Японские художники редко изображали бицепсы физкультурников, могучих рабочих и крестьян, мускулистые
тела которых лоснятся от пота, еще по одной причине. Японское общество было геронтократическим, а могучее мускулистое тело — достояние молодости, а не старости. Таким образом, отличающим тоталитарного японца признаком являлась «духовность», которая плохо совмещалась с телесностью. Даже Кано Дзигоро говорил о том, что борьба — всего лишь путь к моральному совершенству, задача «борца» состоит в конечном итоге не в победе и успехе, а в удовлетворении тем фактом, что ты сделал все, что мог. «Если человек уверен, что он использует свои психические и физические возможности максимально эффективным образом, он защищен от разочарований и огорчений. Если вы спросите почему, я отвечу так: если человек использовал все свои силы максимально эффективным образом, ему уже некуда будет приложить какие-либо дополнительные усилия»"6. Кано Дзигоро даже утверждал, что вовсе не обязательно практиковать дзюдо — достаточно обладать пониманием его сущности117.

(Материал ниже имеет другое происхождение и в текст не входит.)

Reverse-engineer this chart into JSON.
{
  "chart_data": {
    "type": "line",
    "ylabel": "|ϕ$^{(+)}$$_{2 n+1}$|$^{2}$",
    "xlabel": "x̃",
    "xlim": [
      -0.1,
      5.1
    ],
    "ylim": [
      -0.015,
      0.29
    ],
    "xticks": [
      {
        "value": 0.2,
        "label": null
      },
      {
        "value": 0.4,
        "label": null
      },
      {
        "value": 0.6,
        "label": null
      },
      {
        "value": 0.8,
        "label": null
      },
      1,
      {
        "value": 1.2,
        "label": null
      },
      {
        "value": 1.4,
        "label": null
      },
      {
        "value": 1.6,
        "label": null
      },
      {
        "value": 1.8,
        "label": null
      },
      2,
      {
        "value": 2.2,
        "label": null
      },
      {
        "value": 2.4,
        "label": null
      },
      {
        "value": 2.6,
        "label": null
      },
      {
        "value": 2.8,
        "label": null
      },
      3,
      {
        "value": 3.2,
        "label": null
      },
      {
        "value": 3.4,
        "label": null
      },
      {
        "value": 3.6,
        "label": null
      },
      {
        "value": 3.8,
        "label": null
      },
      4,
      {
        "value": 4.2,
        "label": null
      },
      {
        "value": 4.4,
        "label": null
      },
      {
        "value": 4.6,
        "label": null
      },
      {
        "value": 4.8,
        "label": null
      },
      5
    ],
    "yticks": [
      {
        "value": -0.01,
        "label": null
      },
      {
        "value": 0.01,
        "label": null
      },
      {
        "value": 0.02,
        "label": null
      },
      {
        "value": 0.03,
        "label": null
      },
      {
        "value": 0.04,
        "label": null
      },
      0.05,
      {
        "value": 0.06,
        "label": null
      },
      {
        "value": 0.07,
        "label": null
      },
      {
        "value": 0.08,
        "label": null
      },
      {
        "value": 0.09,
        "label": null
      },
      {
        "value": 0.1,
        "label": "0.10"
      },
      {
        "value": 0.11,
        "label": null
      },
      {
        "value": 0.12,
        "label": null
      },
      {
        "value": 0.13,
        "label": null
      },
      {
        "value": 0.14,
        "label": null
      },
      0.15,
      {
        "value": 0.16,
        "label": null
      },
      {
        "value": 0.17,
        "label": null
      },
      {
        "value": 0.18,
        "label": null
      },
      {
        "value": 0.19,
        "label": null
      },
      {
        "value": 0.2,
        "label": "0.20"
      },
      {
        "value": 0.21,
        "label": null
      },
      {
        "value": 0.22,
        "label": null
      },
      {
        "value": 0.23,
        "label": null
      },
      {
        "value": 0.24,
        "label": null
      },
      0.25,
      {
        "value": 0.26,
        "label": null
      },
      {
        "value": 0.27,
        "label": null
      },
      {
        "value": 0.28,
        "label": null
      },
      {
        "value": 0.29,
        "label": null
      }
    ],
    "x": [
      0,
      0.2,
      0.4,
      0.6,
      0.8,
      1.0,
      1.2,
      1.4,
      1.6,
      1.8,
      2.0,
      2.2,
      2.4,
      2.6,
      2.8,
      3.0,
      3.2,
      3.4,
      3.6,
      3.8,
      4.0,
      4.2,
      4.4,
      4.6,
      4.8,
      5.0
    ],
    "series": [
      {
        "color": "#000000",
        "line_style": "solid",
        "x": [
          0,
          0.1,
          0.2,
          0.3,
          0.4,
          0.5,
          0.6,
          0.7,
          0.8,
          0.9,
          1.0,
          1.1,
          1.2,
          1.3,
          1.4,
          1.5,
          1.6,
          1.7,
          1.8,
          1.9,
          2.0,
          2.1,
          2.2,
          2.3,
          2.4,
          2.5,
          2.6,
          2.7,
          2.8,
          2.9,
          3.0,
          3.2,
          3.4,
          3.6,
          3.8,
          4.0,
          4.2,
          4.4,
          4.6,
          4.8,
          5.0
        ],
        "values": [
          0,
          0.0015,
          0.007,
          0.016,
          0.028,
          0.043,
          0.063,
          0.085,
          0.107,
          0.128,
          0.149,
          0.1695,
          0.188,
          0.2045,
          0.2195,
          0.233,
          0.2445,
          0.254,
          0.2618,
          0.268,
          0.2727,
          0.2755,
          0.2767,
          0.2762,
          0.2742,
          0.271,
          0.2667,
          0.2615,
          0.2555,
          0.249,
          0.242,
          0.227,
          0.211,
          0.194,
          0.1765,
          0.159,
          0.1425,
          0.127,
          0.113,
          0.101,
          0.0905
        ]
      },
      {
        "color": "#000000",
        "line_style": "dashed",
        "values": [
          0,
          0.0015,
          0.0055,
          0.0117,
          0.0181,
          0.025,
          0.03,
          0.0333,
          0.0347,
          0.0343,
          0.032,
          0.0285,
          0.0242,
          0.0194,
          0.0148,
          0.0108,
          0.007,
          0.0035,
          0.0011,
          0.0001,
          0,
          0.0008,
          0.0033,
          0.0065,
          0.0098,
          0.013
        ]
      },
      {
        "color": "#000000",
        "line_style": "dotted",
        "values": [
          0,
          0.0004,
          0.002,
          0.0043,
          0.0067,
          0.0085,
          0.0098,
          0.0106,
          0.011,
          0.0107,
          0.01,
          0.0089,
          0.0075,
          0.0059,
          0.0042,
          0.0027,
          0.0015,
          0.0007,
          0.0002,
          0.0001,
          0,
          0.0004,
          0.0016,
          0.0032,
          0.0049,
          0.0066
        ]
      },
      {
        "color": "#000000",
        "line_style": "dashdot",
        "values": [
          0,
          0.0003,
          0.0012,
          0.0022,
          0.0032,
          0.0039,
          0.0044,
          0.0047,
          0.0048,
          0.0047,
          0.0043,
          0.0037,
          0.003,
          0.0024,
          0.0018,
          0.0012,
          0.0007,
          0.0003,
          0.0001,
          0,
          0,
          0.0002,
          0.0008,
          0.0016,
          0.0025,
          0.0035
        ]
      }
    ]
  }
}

Отрицание телесности в это время было настолько всеобщим, что даже в яростном антизападном дискурсе предвоенного и военного времени тело европейца было задействовано лишь в минимальной степени (связанный с Японией пактом о ненападении СССР вообще старались не трогать). И если западные (в особенности американские) карикатуристы с кровожадной охотой (одним из главных американских лозунгов было утверждение «хороший японец — это мертвый японец») изображали «япошек» в виде недочеловеков или же макак (горилл, тараканов, вшей, червей, змей, крокодилов, собак, баранов, мышей, крыс, муравьев, пчел, осьминогов и т. д.), то главным дегуманизирующим направлением японской пропаганды было изображение противника как ущербного в моральном («духовном») отношении. Если же враг все-таки уподоблялся представителям животного мира, то это был не паразит, а агрессивное и обычно абстрактное млекопитающее, у которого следовало выбить клыки и зубы. Или же обломать рога (американцы и англичане могли изображаться в виде чертей). Обычно это был не «рядовой» американец (англичанин, китаец), а конкретный персонаж (Рузвельт, Черчилль, Чан Кайши).
погибшим на поле боя), — «вот что такое здоровье, к которому мы стремимся»118.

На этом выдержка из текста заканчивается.